A NEW YORK TIMES EDITORS' CHOICE
This extraordinary Strega Prize-winning novel confirms Domenico Starnone's reputation as one of Italy's greatest living writers. Told against the backdrop of Naples in the 1960s, a city that itself becomes a vivid character in this lush, atmospheric novel, The House on Via Gemito is a masterpiece of Italian fiction, one that is steeped in Neapolitan lore.
A modest apartment in Via Gemito smelling of paint and turpentine. Its furniture pushed up against the wall to create a make-shift studio. Drying canvases moved from bed to floor each night. Feder , the father, a railway clerk, is convinced that he possesses great artistic promise.
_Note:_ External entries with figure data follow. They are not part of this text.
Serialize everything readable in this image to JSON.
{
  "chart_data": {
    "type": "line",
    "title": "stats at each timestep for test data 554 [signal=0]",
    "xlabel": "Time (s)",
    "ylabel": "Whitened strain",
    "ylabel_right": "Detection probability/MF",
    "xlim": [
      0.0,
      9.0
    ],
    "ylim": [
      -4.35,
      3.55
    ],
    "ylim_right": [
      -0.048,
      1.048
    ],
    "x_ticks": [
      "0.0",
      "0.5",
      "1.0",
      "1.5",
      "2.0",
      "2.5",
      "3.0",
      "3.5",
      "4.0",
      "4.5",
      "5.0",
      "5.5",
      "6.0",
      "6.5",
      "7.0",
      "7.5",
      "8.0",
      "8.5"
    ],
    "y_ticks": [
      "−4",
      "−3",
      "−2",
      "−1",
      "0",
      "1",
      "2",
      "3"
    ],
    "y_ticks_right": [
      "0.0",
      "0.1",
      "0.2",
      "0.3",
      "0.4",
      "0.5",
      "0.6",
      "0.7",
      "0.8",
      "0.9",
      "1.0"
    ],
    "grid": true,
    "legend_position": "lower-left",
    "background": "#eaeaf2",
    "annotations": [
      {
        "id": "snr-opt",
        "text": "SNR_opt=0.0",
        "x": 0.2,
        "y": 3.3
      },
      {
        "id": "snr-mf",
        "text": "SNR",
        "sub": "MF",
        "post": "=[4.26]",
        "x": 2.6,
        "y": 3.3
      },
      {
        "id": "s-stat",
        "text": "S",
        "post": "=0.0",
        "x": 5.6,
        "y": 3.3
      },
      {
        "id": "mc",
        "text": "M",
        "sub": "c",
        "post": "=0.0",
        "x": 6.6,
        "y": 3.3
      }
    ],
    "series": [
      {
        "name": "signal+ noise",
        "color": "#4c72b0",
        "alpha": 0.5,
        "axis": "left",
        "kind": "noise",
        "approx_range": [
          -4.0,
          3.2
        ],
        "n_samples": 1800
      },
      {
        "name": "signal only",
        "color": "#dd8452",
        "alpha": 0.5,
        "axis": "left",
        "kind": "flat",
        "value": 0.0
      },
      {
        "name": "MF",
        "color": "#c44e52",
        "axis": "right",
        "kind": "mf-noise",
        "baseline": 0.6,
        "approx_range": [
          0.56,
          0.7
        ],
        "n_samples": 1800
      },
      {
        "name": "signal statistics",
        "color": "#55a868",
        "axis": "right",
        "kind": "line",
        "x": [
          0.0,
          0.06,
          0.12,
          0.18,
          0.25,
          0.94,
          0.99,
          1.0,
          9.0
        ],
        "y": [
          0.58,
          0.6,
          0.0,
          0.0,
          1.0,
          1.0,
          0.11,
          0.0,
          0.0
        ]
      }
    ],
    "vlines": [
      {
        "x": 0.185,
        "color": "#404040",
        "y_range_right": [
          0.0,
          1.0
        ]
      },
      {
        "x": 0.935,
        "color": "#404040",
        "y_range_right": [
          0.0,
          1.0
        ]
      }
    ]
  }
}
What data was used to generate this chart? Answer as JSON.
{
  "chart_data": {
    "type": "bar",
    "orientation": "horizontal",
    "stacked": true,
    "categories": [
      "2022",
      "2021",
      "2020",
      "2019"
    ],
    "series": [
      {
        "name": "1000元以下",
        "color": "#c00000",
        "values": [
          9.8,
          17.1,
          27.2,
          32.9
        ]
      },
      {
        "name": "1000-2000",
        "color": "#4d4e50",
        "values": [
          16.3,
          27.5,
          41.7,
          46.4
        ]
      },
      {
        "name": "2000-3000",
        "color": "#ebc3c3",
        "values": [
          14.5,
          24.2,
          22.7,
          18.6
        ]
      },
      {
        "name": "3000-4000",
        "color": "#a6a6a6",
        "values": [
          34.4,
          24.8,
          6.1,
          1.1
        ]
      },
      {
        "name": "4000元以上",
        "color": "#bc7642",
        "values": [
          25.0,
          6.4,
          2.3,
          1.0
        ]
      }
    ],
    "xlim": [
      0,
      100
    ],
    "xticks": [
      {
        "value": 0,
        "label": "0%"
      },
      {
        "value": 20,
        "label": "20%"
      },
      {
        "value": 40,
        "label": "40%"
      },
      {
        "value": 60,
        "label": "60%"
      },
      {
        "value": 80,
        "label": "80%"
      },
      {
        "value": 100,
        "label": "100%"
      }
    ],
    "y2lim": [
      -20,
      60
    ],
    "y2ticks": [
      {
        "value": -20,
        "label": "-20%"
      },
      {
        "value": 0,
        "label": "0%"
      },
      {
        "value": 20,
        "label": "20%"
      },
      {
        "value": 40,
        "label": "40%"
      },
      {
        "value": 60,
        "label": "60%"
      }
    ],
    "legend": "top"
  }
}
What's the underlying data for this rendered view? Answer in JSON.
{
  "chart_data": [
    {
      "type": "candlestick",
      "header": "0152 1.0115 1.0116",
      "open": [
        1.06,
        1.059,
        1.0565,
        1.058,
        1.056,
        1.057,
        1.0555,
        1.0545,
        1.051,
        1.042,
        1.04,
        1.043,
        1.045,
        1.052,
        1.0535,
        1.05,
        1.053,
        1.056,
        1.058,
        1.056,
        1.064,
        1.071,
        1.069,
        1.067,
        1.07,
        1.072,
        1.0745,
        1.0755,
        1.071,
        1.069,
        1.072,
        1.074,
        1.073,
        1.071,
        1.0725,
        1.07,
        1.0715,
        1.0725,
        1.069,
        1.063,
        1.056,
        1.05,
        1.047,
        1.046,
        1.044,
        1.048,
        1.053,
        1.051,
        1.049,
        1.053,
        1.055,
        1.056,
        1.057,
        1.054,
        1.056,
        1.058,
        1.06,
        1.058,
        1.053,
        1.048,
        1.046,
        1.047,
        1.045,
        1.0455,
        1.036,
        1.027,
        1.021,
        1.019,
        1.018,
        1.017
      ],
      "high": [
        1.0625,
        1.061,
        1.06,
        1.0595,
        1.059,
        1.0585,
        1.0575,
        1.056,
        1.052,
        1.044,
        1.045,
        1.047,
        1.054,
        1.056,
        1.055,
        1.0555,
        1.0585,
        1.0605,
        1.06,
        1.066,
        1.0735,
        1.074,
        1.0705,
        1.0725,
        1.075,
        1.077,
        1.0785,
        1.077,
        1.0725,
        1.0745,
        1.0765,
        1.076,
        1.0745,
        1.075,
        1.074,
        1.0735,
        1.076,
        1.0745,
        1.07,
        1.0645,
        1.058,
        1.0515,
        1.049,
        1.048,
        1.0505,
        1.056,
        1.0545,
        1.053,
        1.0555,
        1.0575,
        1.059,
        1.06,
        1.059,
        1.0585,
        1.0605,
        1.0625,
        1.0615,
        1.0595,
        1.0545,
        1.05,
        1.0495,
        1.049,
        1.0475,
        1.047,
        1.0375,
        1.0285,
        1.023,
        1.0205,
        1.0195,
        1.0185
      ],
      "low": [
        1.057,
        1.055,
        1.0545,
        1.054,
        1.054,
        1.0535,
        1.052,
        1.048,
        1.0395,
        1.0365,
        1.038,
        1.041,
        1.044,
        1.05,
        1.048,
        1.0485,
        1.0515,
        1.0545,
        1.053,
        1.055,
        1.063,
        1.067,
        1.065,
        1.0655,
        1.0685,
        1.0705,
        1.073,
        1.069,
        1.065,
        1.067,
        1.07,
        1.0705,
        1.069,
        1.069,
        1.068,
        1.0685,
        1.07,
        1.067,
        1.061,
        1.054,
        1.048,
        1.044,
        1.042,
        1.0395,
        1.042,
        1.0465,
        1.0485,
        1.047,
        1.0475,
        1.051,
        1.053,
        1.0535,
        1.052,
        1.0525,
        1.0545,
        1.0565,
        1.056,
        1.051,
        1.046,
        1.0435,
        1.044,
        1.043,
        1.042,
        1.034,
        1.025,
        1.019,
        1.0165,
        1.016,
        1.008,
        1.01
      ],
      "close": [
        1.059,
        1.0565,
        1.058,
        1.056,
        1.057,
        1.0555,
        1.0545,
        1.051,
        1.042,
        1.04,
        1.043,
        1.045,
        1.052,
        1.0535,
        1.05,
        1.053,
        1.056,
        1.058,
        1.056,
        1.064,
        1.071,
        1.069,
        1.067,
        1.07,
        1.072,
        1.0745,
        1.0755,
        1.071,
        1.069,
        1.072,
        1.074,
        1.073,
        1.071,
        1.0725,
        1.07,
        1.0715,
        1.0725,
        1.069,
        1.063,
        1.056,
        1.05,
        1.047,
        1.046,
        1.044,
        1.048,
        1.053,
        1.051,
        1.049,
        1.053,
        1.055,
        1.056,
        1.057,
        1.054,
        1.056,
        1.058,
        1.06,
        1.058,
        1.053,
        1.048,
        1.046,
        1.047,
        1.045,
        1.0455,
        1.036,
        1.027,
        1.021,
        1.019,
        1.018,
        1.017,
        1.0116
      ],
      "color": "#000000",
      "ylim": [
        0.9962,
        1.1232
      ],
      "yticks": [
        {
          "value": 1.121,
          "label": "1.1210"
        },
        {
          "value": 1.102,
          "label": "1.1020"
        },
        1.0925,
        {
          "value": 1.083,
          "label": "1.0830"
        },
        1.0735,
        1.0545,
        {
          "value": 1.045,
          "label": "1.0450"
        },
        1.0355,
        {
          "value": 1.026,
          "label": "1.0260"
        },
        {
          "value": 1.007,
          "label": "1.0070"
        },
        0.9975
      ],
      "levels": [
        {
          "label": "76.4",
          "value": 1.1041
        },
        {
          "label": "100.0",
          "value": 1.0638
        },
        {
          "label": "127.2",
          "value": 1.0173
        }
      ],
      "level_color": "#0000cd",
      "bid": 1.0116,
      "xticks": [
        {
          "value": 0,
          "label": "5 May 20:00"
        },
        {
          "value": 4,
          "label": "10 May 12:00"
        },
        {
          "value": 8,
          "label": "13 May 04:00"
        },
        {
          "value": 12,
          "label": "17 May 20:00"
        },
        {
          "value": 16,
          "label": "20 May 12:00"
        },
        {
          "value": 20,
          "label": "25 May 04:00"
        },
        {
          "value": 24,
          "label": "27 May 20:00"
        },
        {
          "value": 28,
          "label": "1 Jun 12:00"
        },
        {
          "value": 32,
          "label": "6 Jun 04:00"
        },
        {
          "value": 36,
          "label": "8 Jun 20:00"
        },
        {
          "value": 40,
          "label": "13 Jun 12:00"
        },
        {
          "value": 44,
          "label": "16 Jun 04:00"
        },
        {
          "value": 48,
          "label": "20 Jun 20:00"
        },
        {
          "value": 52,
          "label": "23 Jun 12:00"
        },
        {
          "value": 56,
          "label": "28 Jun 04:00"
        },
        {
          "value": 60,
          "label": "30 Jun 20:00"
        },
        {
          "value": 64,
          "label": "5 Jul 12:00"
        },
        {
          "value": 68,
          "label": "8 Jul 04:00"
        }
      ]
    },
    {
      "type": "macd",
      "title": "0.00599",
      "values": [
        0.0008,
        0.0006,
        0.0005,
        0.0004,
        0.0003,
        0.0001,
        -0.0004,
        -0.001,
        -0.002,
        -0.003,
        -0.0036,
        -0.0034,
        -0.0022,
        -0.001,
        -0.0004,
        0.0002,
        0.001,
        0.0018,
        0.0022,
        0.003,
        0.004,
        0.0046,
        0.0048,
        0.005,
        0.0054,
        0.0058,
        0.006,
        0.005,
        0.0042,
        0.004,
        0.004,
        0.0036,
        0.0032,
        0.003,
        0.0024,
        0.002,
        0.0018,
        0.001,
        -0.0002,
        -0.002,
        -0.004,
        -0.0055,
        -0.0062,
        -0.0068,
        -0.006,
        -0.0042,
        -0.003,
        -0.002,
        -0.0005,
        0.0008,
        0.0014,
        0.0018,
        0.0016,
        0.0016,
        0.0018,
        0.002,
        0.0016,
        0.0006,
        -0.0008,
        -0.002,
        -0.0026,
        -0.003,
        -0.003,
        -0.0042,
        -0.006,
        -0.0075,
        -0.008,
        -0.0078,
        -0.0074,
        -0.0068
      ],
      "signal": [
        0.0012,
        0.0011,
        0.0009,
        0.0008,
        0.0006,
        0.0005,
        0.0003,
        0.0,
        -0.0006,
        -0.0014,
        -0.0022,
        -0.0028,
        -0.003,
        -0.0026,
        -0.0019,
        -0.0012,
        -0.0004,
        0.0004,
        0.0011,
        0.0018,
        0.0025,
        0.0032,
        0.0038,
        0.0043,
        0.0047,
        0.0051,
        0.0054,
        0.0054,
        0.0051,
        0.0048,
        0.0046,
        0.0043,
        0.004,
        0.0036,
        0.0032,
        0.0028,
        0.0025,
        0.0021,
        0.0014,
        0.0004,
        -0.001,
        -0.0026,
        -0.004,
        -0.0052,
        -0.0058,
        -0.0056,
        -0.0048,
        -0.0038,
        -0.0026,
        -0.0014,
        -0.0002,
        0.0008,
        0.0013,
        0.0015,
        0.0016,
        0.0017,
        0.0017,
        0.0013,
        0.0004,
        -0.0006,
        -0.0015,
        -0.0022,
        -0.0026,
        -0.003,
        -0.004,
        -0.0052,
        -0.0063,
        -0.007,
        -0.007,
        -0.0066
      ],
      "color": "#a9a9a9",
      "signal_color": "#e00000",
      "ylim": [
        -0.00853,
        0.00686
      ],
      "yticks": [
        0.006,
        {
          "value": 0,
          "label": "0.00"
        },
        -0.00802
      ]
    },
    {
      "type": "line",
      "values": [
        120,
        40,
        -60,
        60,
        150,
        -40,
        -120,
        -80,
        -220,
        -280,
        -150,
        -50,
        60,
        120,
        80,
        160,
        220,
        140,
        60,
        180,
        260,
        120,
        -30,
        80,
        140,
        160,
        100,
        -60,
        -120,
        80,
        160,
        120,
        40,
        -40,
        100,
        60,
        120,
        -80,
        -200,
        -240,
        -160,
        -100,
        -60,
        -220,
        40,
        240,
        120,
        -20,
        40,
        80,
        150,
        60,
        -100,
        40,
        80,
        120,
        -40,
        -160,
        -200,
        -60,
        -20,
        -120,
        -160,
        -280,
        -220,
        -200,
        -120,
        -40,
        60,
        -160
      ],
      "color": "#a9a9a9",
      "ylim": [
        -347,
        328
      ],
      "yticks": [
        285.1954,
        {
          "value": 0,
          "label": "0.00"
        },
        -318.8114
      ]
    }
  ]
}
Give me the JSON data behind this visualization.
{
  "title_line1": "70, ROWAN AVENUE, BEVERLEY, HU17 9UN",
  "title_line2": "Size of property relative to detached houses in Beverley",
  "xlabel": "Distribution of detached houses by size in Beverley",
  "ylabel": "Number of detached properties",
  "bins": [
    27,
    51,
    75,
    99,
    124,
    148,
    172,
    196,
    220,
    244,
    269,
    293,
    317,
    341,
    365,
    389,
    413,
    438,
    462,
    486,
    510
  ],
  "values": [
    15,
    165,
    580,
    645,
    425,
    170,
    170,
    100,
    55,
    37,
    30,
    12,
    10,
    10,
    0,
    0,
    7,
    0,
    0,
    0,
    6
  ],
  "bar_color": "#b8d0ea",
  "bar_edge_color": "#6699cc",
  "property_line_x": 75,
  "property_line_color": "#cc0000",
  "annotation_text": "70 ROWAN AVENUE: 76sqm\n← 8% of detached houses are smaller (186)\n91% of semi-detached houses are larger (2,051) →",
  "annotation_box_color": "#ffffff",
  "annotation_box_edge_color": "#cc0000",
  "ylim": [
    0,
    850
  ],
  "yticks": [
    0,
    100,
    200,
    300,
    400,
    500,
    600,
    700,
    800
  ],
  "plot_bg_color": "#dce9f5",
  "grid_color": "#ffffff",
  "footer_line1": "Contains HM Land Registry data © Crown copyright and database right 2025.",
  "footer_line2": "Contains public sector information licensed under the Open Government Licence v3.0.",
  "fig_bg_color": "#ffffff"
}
If it weren't for the family he must feed and the jealousy of his fellow Neapolitan artists, nothing would stop him from becoming a world-famous painter. Ambitious and frustrated, genuinely talented but also arrogant and resentful, Feder is scarred by constant disappointment. He is a larger-than-life character, a liar, a fabulist, and his fantasies shape the lives of those around him, especially his young son, Mimi, short for Domenico, who will spend a lifetime trying to get out from under his father's shadow.
Starnone, a finalist for the National Book Award with Trick, author of New York Times notable book of the year, Ties, and the critically acclaimed Trust, takes readers beyond the slim, novella-length works for which he is known by American readers to create a vast fresco of family, fatherhood, and modern Naples.